Meditation, Yoga and the West Part II

The first article on this topic delineated how the two most prolific schools in the West, the Golden Dawn and Bardon, survived in the face of the Inquisition when all of the other schools of practice perished.

Now, we’ll get into the nuts and bolts of how the systems operate and what they have in common with the other major Asian systems.

The Golden Dawn

According to one source, the Golden Dawn system sprang into existence when its founding members were engaged in a group session of mental wandering accidently ran into the egregore associated with the practice and essentially had it downloaded into them.

Whether the foundation story is true, or not, really isn’t all that important. The fact is that it is the oldest and most comprehensive school to come out of the English speaking world. The Wiccans, the neo-pagans, et al derive most of their methodology from this group.

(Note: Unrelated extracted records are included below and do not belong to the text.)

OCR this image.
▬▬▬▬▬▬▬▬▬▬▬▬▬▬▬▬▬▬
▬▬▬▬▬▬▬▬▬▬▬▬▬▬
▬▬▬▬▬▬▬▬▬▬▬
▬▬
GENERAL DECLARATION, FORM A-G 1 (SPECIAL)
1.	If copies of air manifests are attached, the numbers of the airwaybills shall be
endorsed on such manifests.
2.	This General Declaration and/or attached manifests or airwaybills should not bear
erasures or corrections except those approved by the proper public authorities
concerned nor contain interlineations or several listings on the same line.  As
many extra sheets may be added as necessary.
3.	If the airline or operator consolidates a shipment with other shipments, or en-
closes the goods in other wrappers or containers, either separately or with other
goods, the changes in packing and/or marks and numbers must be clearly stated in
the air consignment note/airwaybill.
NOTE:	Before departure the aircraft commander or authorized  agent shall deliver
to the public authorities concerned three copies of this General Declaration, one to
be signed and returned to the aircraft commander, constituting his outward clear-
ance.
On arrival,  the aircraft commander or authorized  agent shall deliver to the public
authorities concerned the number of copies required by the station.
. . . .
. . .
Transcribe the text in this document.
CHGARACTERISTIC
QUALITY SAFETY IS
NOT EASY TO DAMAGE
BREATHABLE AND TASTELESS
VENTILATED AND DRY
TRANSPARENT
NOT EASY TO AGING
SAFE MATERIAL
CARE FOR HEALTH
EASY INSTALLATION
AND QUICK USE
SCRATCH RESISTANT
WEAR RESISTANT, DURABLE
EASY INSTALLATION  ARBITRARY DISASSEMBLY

While this is not true for the ethnic systems, ultra-orthodox Jewish/Nordic/Native America/etc., these are largely not accessible to people who are not from those ethnic groups and correspondingly little is known about their practices in the greater esoteric community.

In terms of powering mechanisms, the Golden Dawn practices are heart centric and egregore powered. In this regard they have much in common with Mahayana, and some Tantric, Buddhist practices. Calling upon various spirit figures, extensive use of ritual and mantra all form the basics of the system.

Due to large numbers of people having practiced over time the egregore is highly empowered and allows relatively junior members to access the system effectively.

The primary downside is that the egregore, and the associated spirit figures, gets to express its power through the practitioner. The mindset of these figures is old, definitely pre-Enlightenment, and can cause some issues with the post-20th century progressive set.

I’ve met several people over the years who practiced the system, extensively and successfully, for up to a decade before eventually discarding it. The primary reason cited was the inability to square the perspective of the entities involved with the modern world and/or their personal belief systems.